Dans le service public, des changements ont aussi été opérés ces dernières années. En 2022, la Direction générale des finances publiques (DGFIP) a ainsi demandé à ses agents de ne plus s’adresser aux contribuables en utilisant leur civilité. Les courriers des impôts ne comprennent donc plus les mentions « madame » ou « monsieur » en tête de page.
Les vieux systèmes informatiques, freins au changement
Dans d’autres secteurs, des complications persistent. Yann, membre fondateur de l’association Fransgenre, a rencontré des difficultés avec sa banque lors de ses démarches de transition administrative. « Je suis toujours en train de me battre pour que l’établissement change mon titre de civilité. J’ai menacé de saisir le Défenseur des droits, ce qui pourrait faire bouger les choses. Ma conseillère était très gênée et a fait remonter le dossier jusqu’au siège. Il semblerait que le système informatique pose problème pour effectuer le changement ». Même cas de figure chez Ernest, dont la banque n’a pour le moment pas accepté d’effectuer le changement. « J’avais beau dire que la mention de genre ne fait pas partie de l’état civil, on me répondait que le logiciel empêchait la modification ».
Le changement peut effectivement être complexe selon la configuration informatique. « Tout dépend de l’âge et de la construction du système, indique Arnaud Dars, engineering director chez Le Bon coin. Il ne suffit pas seulement de faire la modification sur la page web. Il faut aussi faire le changement partout où cette information est stockée et diffusée, ce qui implique la totalité du système informatique. Plus le système est ancien, plus l’information est stockée de manière désordonnée, plus elle est coûteuse à changer. Dans notre cas, l’information peut être diffusée dans une dizaine de bases de données pour différents usages. Nous avons la chance d’avoir des informations centralisées grâce à un système assez moderne, donc c’est plus facile ».
Impact à évaluer
En cas de modification ou de suppression, l’impact sur les autres fonctionnalités du service et sur les équipes CRM (Customer Relationship Management, ou Gestion Relation Client en français) doit aussi être évalué pour éviter les bugs.

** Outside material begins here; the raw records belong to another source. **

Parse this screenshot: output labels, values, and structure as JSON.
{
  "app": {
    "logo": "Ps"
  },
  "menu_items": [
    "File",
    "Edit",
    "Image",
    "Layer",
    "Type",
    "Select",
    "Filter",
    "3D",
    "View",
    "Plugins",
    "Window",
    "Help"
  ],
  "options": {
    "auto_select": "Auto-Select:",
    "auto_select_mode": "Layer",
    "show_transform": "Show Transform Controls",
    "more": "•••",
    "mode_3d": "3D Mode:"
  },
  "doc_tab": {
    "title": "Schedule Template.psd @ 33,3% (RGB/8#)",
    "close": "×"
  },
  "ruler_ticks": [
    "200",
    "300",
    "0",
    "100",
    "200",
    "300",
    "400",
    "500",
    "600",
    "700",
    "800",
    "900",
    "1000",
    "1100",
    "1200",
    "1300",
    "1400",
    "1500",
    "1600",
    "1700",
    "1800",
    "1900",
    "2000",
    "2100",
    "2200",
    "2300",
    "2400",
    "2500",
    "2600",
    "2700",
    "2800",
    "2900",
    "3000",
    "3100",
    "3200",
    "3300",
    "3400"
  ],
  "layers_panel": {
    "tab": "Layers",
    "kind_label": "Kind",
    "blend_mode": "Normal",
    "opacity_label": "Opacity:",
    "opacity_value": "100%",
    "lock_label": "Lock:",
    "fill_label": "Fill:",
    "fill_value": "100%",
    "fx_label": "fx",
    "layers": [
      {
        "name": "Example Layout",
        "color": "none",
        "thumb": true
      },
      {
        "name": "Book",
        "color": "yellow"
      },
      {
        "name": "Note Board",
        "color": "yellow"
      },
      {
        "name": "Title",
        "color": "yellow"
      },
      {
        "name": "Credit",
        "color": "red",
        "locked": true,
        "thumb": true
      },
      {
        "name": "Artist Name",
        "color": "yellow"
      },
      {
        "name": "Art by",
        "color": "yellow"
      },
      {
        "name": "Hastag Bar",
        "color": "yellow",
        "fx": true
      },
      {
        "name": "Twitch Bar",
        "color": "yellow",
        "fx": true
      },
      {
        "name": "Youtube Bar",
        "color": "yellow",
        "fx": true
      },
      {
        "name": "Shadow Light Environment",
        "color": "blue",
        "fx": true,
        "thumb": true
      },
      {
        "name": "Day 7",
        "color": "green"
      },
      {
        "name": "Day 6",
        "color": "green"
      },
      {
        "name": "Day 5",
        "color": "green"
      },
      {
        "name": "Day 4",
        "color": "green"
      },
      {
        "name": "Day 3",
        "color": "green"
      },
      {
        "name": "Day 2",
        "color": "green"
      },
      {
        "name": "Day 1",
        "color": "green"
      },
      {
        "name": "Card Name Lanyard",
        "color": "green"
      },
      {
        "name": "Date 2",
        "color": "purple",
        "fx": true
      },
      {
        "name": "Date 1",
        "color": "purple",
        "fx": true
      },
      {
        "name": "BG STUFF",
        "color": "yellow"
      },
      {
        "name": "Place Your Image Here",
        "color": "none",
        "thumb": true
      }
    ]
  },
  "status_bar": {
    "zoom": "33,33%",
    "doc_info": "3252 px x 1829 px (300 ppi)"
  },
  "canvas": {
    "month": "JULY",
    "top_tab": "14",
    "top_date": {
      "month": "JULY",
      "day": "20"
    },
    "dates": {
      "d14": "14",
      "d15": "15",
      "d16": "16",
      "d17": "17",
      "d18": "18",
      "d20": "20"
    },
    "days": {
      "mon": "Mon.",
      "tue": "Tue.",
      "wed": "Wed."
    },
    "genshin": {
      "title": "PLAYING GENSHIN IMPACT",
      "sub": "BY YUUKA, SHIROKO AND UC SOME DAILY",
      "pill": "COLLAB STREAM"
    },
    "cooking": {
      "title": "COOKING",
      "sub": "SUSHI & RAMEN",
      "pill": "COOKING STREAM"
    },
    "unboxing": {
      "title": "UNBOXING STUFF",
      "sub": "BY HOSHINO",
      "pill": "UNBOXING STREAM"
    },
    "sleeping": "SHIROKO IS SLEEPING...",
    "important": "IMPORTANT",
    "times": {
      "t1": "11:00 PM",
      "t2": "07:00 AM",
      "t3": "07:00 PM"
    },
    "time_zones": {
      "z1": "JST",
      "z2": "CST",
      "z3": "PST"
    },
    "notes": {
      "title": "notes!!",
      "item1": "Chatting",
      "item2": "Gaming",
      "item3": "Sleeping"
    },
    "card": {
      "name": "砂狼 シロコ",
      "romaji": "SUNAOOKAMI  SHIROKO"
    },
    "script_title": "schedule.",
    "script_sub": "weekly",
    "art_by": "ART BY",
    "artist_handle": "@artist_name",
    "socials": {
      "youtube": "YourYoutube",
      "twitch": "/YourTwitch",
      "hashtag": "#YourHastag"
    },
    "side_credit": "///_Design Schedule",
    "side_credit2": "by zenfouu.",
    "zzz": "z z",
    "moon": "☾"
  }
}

Le changement peut donc prendre du temps, et n’est pas sans rappeler d’autres combats. En 2012, la mention « mademoiselle » disparaissait progressivement des formulaires administratifs suite à la diffusion d’une circulaire du Premier ministre, pour ne plus imposer aux femmes de préciser leur statut marital. Si cette distinction n’est pas officiellement interdite aux services marketing d’une entreprise, elle reste perçue comme discriminante par les associations féministes.